Saudade
A filosofia de Mário Pissarra!
Certa ocasião quando jovem, na Alemanha (RDF), vendo-me acabrunhado e triste, a simpática Sr.ª Rosa Hilgert perguntou-me se tinha saudades (Heimveh nach) de Portugal e da família. Respondi-lhe cortesmente, mas não lhe pude explicar. A minha simpatia e curiosidade nunca se alimentaram com as preocupações e discursos autofágicos da portugalidade e o seu oscilar entre um pólo saudosista e nostálgico de um sebastianismo enevoado e um esperançoso V.º Império de um sapateiro de Trancoso ou do mestre da língua portuguesa, o Pe. António Vieira.
Velhos do Restelo e outros tipos de saudosistas, carpidores do presente e desesperados com o futuro não entram na minha mala de viagem. Também dispenso os visionários utópicos de todas as espécies. Picou-me uma bicha chamada Simone Beauvoir que na Sabedoria das Nações apresentou uma ideia que me seduziu: os europeus passam o tempo a equacionar problemas; os americanos resolvem-nos. Sempre tive a sensação que muitos portugueses se comprazem com questões e teorias perfeitamente improdutivas. Alimentando-se com o sonho de um passado glorioso (que nunca ou pouco o foi) e uma esperança de um futuro risonho (de cumprir uma missão), perdem parte das energias necessárias para a construção de um presente que valha a pena.
Este irrealismo lírico torna-nos os eternos insatisfeitos, os eternos críticos do que quer que se faça, sempre prontos a fugir da tarefa de todos – construir Portugal - , perdendo-nos entre o omnipresente saudosismo e a promessa e esperança que nunca chegam.

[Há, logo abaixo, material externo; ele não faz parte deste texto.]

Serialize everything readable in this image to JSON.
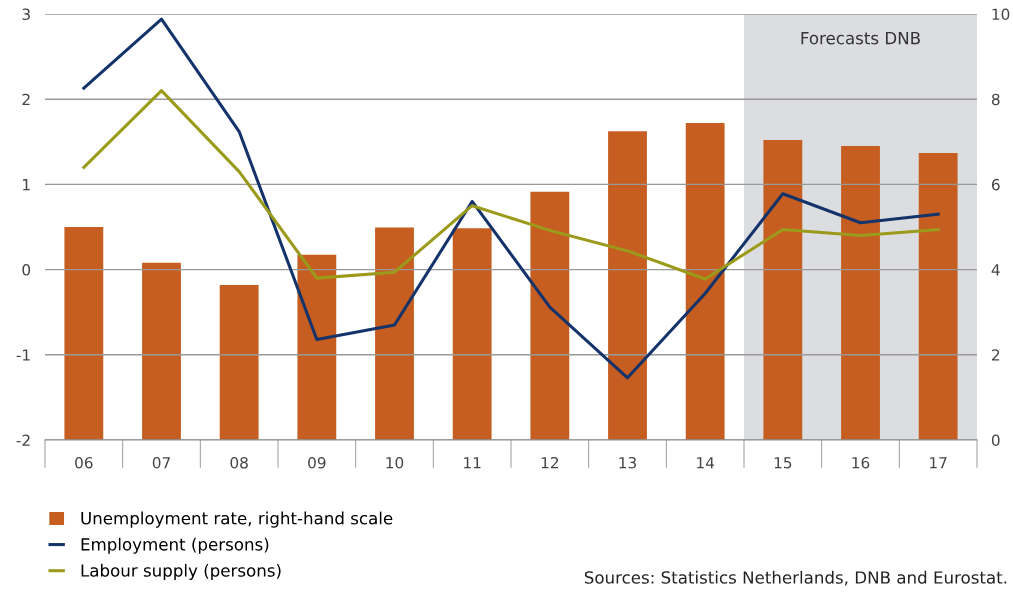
{
  "chart_data": {
    "type": "bar",
    "categories": [
      "06",
      "07",
      "08",
      "09",
      "10",
      "11",
      "12",
      "13",
      "14",
      "15",
      "16",
      "17"
    ],
    "series": [
      {
        "name": "Unemployment rate, right-hand scale",
        "axis": "y2",
        "color": "#c55e20",
        "values": [
          5.0,
          4.16,
          3.64,
          4.35,
          4.99,
          4.97,
          5.83,
          7.25,
          7.44,
          7.04,
          6.9,
          6.74
        ]
      },
      {
        "name": "Employment (persons)",
        "type": "line",
        "color": "#14336b",
        "values": [
          2.13,
          2.94,
          1.62,
          -0.82,
          -0.65,
          0.8,
          -0.44,
          -1.27,
          -0.28,
          0.89,
          0.55,
          0.65
        ]
      },
      {
        "name": "Labour supply (persons)",
        "type": "line",
        "color": "#9c9a1b",
        "values": [
          1.2,
          2.1,
          1.15,
          -0.1,
          -0.03,
          0.75,
          0.46,
          0.22,
          -0.11,
          0.47,
          0.4,
          0.47
        ]
      }
    ],
    "ylim": [
      -2,
      3
    ],
    "yticks": [
      -2,
      -1,
      0,
      1,
      2,
      3
    ],
    "y2lim": [
      0,
      10
    ],
    "y2ticks": [
      0,
      2,
      4,
      6,
      8,
      10
    ],
    "bands": [
      {
        "axis": "x",
        "from": "15",
        "to": "17",
        "label": "Forecasts DNB",
        "color": "#dcdde0"
      }
    ],
    "grid": "y",
    "legend": "bottom left",
    "annotations": [
      "Sources: Statistics Netherlands, DNB and Eurostat."
    ]
  }
}
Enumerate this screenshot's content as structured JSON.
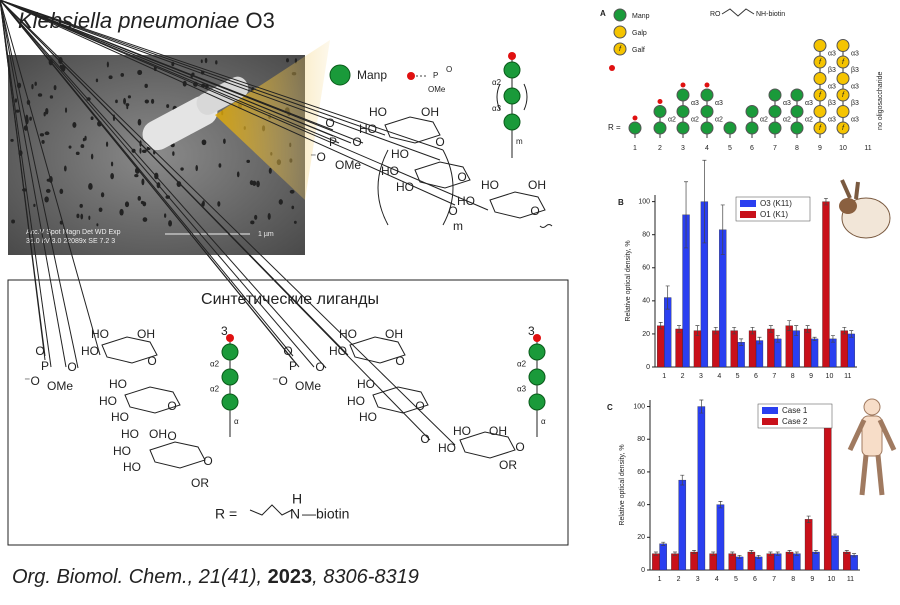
{
  "title": {
    "species": "Klebsiella pneumoniae",
    "serotype": "O3"
  },
  "micrograph": {
    "row1": "Acc.V  Spot Magn   Det  WD  Exp",
    "row2": "30.0 kV 3.0  22089x  SE   7.2   3",
    "scale": "1 µm"
  },
  "legend": {
    "manp": "Manp",
    "p": "P",
    "o_minus": "O",
    "ome": "OMe",
    "chain": [
      "α2",
      "α3",
      "m"
    ]
  },
  "structure_top": {
    "labels": [
      "HO",
      "OH",
      "HO",
      "O",
      "O",
      "P",
      "O",
      "⁻O",
      "OMe",
      "HO",
      "HO",
      "HO",
      "O",
      "O",
      "HO",
      "OH",
      "HO",
      "O",
      "m"
    ]
  },
  "ligands": {
    "title": "Синтетические лиганды",
    "left": {
      "labels": [
        "HO",
        "OH",
        "HO",
        "O",
        "O",
        "P",
        "O",
        "⁻O",
        "OMe",
        "HO",
        "HO",
        "HO",
        "O",
        "O",
        "HO",
        "OH",
        "HO",
        "HO",
        "O",
        "OR"
      ],
      "chain": [
        "3",
        "α2",
        "α2",
        "α"
      ]
    },
    "right": {
      "labels": [
        "HO",
        "OH",
        "HO",
        "O",
        "O",
        "P",
        "O",
        "⁻O",
        "OMe",
        "HO",
        "HO",
        "HO",
        "O",
        "O",
        "HO",
        "OH",
        "HO",
        "O",
        "OR"
      ],
      "chain": [
        "3",
        "α2",
        "α3",
        "α"
      ]
    },
    "r_def": {
      "r": "R =",
      "h": "H",
      "n": "N",
      "biotin": "—biotin"
    }
  },
  "citation": {
    "journal": "Org. Biomol. Chem., 21(41), ",
    "year": "2023",
    "pages": ", 8306-8319"
  },
  "panel_a": {
    "label": "A",
    "legend": [
      "Manp",
      "Galp",
      "Galf"
    ],
    "linker": [
      "RO",
      "NH-biotin"
    ],
    "r": "R =",
    "f": "f",
    "numbers": [
      "1",
      "2",
      "3",
      "4",
      "5",
      "6",
      "7",
      "8",
      "9",
      "10",
      "11"
    ],
    "linkages": [
      [],
      [
        "α2"
      ],
      [
        "α2",
        "α3"
      ],
      [
        "α2",
        "α3"
      ],
      [],
      [
        "α2"
      ],
      [
        "α2",
        "α3"
      ],
      [
        "α2",
        "α3"
      ],
      [
        "α3",
        "β3",
        "α3",
        "β3",
        "α3"
      ],
      [
        "α3",
        "β3",
        "α3",
        "β3",
        "α3"
      ],
      []
    ],
    "none": "no oligosaccharide"
  },
  "chart_data": [
    {
      "type": "bar",
      "panel": "B",
      "ylabel": "Relative optical density, %",
      "categories": [
        "1",
        "2",
        "3",
        "4",
        "5",
        "6",
        "7",
        "8",
        "9",
        "10",
        "11"
      ],
      "ylim": [
        0,
        104
      ],
      "yticks": [
        0,
        20,
        40,
        60,
        80,
        100
      ],
      "series": [
        {
          "name": "O3 (K11)",
          "color": "#2a3ff0",
          "values": [
            42,
            92,
            100,
            83,
            15,
            16,
            17,
            22,
            17,
            17,
            20
          ],
          "errors": [
            7,
            20,
            25,
            15,
            2,
            2,
            2,
            3,
            1,
            2,
            2
          ]
        },
        {
          "name": "O1 (K1)",
          "color": "#c8101a",
          "values": [
            25,
            23,
            22,
            22,
            22,
            22,
            23,
            25,
            23,
            100,
            22
          ],
          "errors": [
            2,
            2,
            3,
            2,
            2,
            2,
            2,
            3,
            2,
            2,
            2
          ]
        }
      ]
    },
    {
      "type": "bar",
      "panel": "C",
      "ylabel": "Relative optical density, %",
      "categories": [
        "1",
        "2",
        "3",
        "4",
        "5",
        "6",
        "7",
        "8",
        "9",
        "10",
        "11"
      ],
      "ylim": [
        0,
        104
      ],
      "yticks": [
        0,
        20,
        40,
        60,
        80,
        100
      ],
      "series": [
        {
          "name": "Case 1",
          "color": "#2a3ff0",
          "values": [
            16,
            55,
            100,
            40,
            8,
            8,
            10,
            10,
            11,
            21,
            9
          ],
          "errors": [
            1,
            3,
            4,
            2,
            1,
            1,
            1,
            1,
            1,
            1,
            1
          ]
        },
        {
          "name": "Case 2",
          "color": "#c8101a",
          "values": [
            10,
            10,
            11,
            10,
            10,
            11,
            10,
            11,
            31,
            100,
            11
          ],
          "errors": [
            1,
            1,
            1,
            1,
            1,
            1,
            1,
            1,
            2,
            1,
            1
          ]
        }
      ]
    }
  ]
}
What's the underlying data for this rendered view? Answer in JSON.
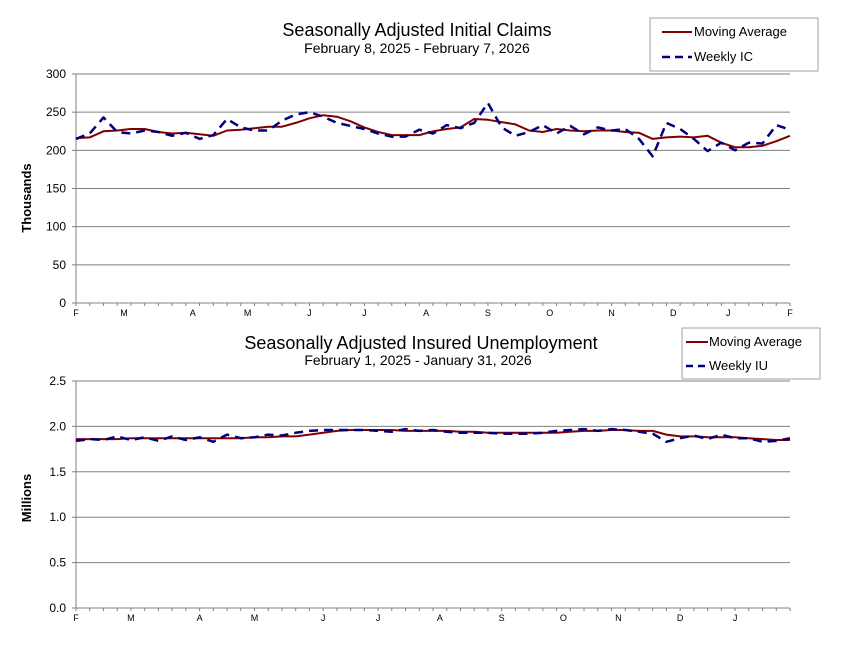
{
  "colors": {
    "moving_average": "#800000",
    "weekly": "#00007f",
    "grid": "#808080",
    "axis": "#808080"
  },
  "chart_data": [
    {
      "type": "line",
      "title": "Seasonally Adjusted Initial Claims",
      "subtitle": "February 8, 2025 - February 7, 2026",
      "ylabel": "Thousands",
      "ylim": [
        0,
        300
      ],
      "yticks": [
        0,
        50,
        100,
        150,
        200,
        250,
        300
      ],
      "ytick_labels": [
        "0",
        "50",
        "100",
        "150",
        "200",
        "250",
        "300"
      ],
      "xtick_labels": [
        "F",
        "M",
        "A",
        "M",
        "J",
        "J",
        "A",
        "S",
        "O",
        "N",
        "D",
        "J",
        "F"
      ],
      "xtick_positions": [
        0,
        3.5,
        8.5,
        12.5,
        17,
        21,
        25.5,
        30,
        34.5,
        39,
        43.5,
        47.5,
        52
      ],
      "grid": true,
      "legend_placement": "top-right",
      "series": [
        {
          "name": "Moving Average",
          "key": "moving_average",
          "x": [
            0,
            1,
            2,
            3,
            4,
            5,
            6,
            7,
            8,
            9,
            10,
            11,
            12,
            13,
            14,
            15,
            16,
            17,
            18,
            19,
            20,
            21,
            22,
            23,
            24,
            25,
            26,
            27,
            28,
            29,
            30,
            31,
            32,
            33,
            34,
            35,
            36,
            37,
            38,
            39,
            40,
            41,
            42,
            43,
            44,
            45,
            46,
            47,
            48,
            49,
            50,
            51,
            52
          ],
          "values": [
            216,
            217,
            225,
            226,
            228,
            228,
            224,
            222,
            223,
            221,
            219,
            226,
            227,
            229,
            231,
            231,
            236,
            242,
            246,
            244,
            238,
            230,
            224,
            220,
            220,
            220,
            225,
            228,
            230,
            241,
            240,
            237,
            234,
            226,
            224,
            228,
            226,
            225,
            226,
            226,
            224,
            223,
            215,
            217,
            218,
            217,
            219,
            210,
            204,
            204,
            206,
            212,
            219
          ]
        },
        {
          "name": "Weekly IC",
          "key": "weekly",
          "x": [
            0,
            1,
            2,
            3,
            4,
            5,
            6,
            7,
            8,
            9,
            10,
            11,
            12,
            13,
            14,
            15,
            16,
            17,
            18,
            19,
            20,
            21,
            22,
            23,
            24,
            25,
            26,
            27,
            28,
            29,
            30,
            31,
            32,
            33,
            34,
            35,
            36,
            37,
            38,
            39,
            40,
            41,
            42,
            43,
            44,
            45,
            46,
            47,
            48,
            49,
            50,
            51,
            52
          ],
          "values": [
            215,
            222,
            243,
            224,
            222,
            226,
            224,
            219,
            223,
            215,
            220,
            241,
            230,
            226,
            226,
            239,
            247,
            250,
            244,
            236,
            232,
            228,
            222,
            218,
            218,
            227,
            222,
            233,
            229,
            236,
            262,
            230,
            219,
            224,
            233,
            222,
            232,
            221,
            230,
            226,
            228,
            215,
            192,
            236,
            228,
            215,
            199,
            210,
            200,
            210,
            209,
            233,
            227
          ]
        }
      ]
    },
    {
      "type": "line",
      "title": "Seasonally Adjusted Insured Unemployment",
      "subtitle": "February 1, 2025 - January 31, 2026",
      "ylabel": "Millions",
      "ylim": [
        0,
        2.5
      ],
      "yticks": [
        0,
        0.5,
        1.0,
        1.5,
        2.0,
        2.5
      ],
      "ytick_labels": [
        "0.0",
        "0.5",
        "1.0",
        "1.5",
        "2.0",
        "2.5"
      ],
      "xtick_labels": [
        "F",
        "M",
        "A",
        "M",
        "J",
        "J",
        "A",
        "S",
        "O",
        "N",
        "D",
        "J"
      ],
      "xtick_positions": [
        0,
        4,
        9,
        13,
        18,
        22,
        26.5,
        31,
        35.5,
        39.5,
        44,
        48
      ],
      "grid": true,
      "legend_placement": "top-right",
      "series": [
        {
          "name": "Moving Average",
          "key": "moving_average",
          "x": [
            0,
            1,
            2,
            3,
            4,
            5,
            6,
            7,
            8,
            9,
            10,
            11,
            12,
            13,
            14,
            15,
            16,
            17,
            18,
            19,
            20,
            21,
            22,
            23,
            24,
            25,
            26,
            27,
            28,
            29,
            30,
            31,
            32,
            33,
            34,
            35,
            36,
            37,
            38,
            39,
            40,
            41,
            42,
            43,
            44,
            45,
            46,
            47,
            48,
            49,
            50,
            51,
            52
          ],
          "values": [
            1.86,
            1.86,
            1.86,
            1.86,
            1.87,
            1.87,
            1.87,
            1.87,
            1.87,
            1.87,
            1.87,
            1.87,
            1.87,
            1.88,
            1.88,
            1.89,
            1.89,
            1.91,
            1.93,
            1.95,
            1.96,
            1.96,
            1.96,
            1.96,
            1.95,
            1.95,
            1.95,
            1.95,
            1.94,
            1.94,
            1.93,
            1.93,
            1.93,
            1.93,
            1.93,
            1.93,
            1.94,
            1.95,
            1.95,
            1.96,
            1.96,
            1.95,
            1.95,
            1.91,
            1.89,
            1.89,
            1.88,
            1.88,
            1.88,
            1.87,
            1.86,
            1.85,
            1.85
          ]
        },
        {
          "name": "Weekly IU",
          "key": "weekly",
          "x": [
            0,
            1,
            2,
            3,
            4,
            5,
            6,
            7,
            8,
            9,
            10,
            11,
            12,
            13,
            14,
            15,
            16,
            17,
            18,
            19,
            20,
            21,
            22,
            23,
            24,
            25,
            26,
            27,
            28,
            29,
            30,
            31,
            32,
            33,
            34,
            35,
            36,
            37,
            38,
            39,
            40,
            41,
            42,
            43,
            44,
            45,
            46,
            47,
            48,
            49,
            50,
            51,
            52
          ],
          "values": [
            1.84,
            1.86,
            1.85,
            1.89,
            1.85,
            1.88,
            1.84,
            1.89,
            1.85,
            1.88,
            1.83,
            1.91,
            1.87,
            1.88,
            1.91,
            1.9,
            1.93,
            1.95,
            1.96,
            1.96,
            1.96,
            1.96,
            1.95,
            1.94,
            1.97,
            1.95,
            1.96,
            1.94,
            1.93,
            1.93,
            1.93,
            1.92,
            1.92,
            1.92,
            1.93,
            1.95,
            1.96,
            1.97,
            1.95,
            1.97,
            1.96,
            1.94,
            1.92,
            1.83,
            1.87,
            1.9,
            1.86,
            1.91,
            1.87,
            1.87,
            1.83,
            1.84,
            1.87
          ]
        }
      ]
    }
  ]
}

Deixo-lhes dois poemas que muito aprecio sobre o tema: Saudade. O primeiro, é da Florbela Espanca; o segundo, de uma canção popular açoriana da ilha Terceira.
Há uma palavra na terra
Que tem encantos de céu;
Não é amor, nem esperança,
Nem sequer o nome teu.
Essa palavra tão doce,
De tanta suavidade,
Que me faz chorar de dor
Quando a murmuro: é saudade.
A saudade é um luto
Uma dor, uma paixão;
É um cortinado roxo
Que me cobre o coração.
Espero que a coberta do vosso coração seja de cores fortes e quentes e que, se chorar, que o façam por alegria ou graça.